Trama – fonte: www.comingsoon.it
Quel pomeriggio di un giorno da cani è un film del 1975 diretto da Sidney Lumet. Il 22 agosto 1972 tre giovani reduci dal Vietnam assaltano una banca di Brooklyn. Poco prima dell’orario di chiusura irrompono nell’edificio: vogliono prendere i soldi, fuggire e non far male a nessuno. Sono insicuri, inesperti e si presenta subito un intoppo: uno dei tre non ce la fa e paralizzato dalla paura scappa via. Sonny (Al Pacino) e Sal (John Cazale), legati da una profonda amicizia, vanno avanti, ma un’altra sorpresa li attende: la cassaforte è praticamente vuota, ci trovano poco più di un migliaio di dollari.

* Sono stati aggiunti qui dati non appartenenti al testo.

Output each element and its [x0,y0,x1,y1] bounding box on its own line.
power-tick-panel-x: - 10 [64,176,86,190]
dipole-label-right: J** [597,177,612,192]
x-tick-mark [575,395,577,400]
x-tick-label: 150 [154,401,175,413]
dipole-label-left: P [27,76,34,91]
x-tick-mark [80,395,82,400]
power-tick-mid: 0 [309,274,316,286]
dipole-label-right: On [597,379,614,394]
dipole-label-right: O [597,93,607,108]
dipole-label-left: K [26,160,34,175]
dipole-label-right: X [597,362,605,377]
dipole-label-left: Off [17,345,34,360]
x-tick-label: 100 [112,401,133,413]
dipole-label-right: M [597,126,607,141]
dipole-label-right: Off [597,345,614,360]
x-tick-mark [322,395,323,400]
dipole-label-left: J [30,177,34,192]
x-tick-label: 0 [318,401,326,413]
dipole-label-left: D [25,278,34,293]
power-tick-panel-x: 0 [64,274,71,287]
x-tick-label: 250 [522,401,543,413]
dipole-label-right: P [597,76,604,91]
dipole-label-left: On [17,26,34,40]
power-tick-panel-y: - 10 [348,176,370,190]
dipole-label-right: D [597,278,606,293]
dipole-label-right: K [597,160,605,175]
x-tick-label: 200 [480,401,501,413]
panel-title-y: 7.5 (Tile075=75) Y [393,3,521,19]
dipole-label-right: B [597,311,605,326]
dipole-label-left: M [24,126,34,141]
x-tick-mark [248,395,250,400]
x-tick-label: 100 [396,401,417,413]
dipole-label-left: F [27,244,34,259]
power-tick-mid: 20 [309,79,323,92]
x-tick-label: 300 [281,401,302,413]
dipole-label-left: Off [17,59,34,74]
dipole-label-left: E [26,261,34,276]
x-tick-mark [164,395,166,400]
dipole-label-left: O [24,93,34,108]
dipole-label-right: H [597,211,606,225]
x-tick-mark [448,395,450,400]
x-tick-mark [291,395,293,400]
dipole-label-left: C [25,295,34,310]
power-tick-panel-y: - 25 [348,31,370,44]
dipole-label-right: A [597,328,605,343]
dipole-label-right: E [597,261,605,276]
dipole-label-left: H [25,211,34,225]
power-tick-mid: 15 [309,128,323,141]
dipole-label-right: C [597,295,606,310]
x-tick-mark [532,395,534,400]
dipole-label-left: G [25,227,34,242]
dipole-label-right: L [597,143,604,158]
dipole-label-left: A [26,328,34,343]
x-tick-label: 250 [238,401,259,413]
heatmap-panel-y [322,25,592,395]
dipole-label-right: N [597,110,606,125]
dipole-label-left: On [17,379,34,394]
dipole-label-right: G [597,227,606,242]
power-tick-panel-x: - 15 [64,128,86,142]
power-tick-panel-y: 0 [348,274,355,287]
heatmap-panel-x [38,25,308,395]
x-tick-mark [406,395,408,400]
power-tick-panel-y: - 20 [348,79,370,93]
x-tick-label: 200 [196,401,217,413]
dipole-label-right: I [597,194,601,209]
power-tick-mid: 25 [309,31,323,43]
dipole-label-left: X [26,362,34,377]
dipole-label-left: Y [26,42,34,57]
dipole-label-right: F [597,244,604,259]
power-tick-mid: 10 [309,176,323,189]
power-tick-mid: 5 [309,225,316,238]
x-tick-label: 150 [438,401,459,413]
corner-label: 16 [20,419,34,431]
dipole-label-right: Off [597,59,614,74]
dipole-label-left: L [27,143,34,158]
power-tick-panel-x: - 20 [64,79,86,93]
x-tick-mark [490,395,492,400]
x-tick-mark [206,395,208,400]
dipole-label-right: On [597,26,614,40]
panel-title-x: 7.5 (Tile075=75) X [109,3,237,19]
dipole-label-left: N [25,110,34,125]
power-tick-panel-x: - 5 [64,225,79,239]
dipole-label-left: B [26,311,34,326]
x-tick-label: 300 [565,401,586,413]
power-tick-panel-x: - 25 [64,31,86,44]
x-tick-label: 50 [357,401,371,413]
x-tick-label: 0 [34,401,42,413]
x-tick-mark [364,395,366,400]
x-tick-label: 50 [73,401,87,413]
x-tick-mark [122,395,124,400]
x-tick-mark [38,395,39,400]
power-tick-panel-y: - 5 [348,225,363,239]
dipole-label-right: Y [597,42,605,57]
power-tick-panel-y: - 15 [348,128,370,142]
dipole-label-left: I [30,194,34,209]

Disorientati, decidono di raccogliere i soldi e gli averi del direttore, del guardiano e delle commesse della piccola filiale, che inevitabilmente diventano ostaggi quando Sonny e Sal si accorgono che la banca è circondata dalla polizia e che la fuga non è più possibile senza trattare. Un poliziotto, Eugene Moretti (Charles Durning), avvia i negoziati sotto la supervisione dell’FBI. I rapinatori chiedono una scorta sicura fino ad un aereo che li porti fuori dal paese. Intanto, intorno la banca si accalcano persone pronte a osannare Sonny che, ormai fuori controllo, grida la sua rabbia verso la società americana. Arrivano giornalisti che fanno dei due le star del giorno, trasformando la disperazione in chiacchiere da bar, cercando di svelare chi siano questi due personaggi e il perché del loro gesto.
Cast – fonte: www.comingsoon.it
Trailer
Riconoscimenti – fonte: www.mymovies.it
Il film ottenne ben sei candidature ai Premi Oscar del 1976, portandosi a casa una statuetta:
Miglior sceneggiatura originale a Frank Pierson
Le altre nomination furono:
Nomination Miglior film
Nomination Miglior regia a Sidney Lumet
Nomination Miglior attore a Al Pacino
Nomination Miglior attore non protagonista a Chris Sarandon
Nomination Miglior montaggio a Dede Allen
Curiosità – fonte: www.comingsoon.it
1. La storia trae ispirazione da un fatto di cronaca, una tentata rapina in una banca di New York, raccontata in un articolo giornalistico scritto da Kluge e Moore della rivista Life, pubblicato nel mese di settembre del 1972.
2. I dialoghi del film sono per lo più improvvisati, come anche il famoso grido di Sonny “Attica, Attica!”
3. Durante la produzione del film, Al Pacino dormiva solo un paio d’ore, mangiava poco e faceva docce fredde, per enfatizzare l’aspetto arruffato e sfinito di Sonny. A metà del film fu ricoverato per un breve periodo.
4. Il film ricevette tantissimi riconoscimenti, tra cui un Oscar per la sceneggiatura, due premi Bafta e un David di Donatello.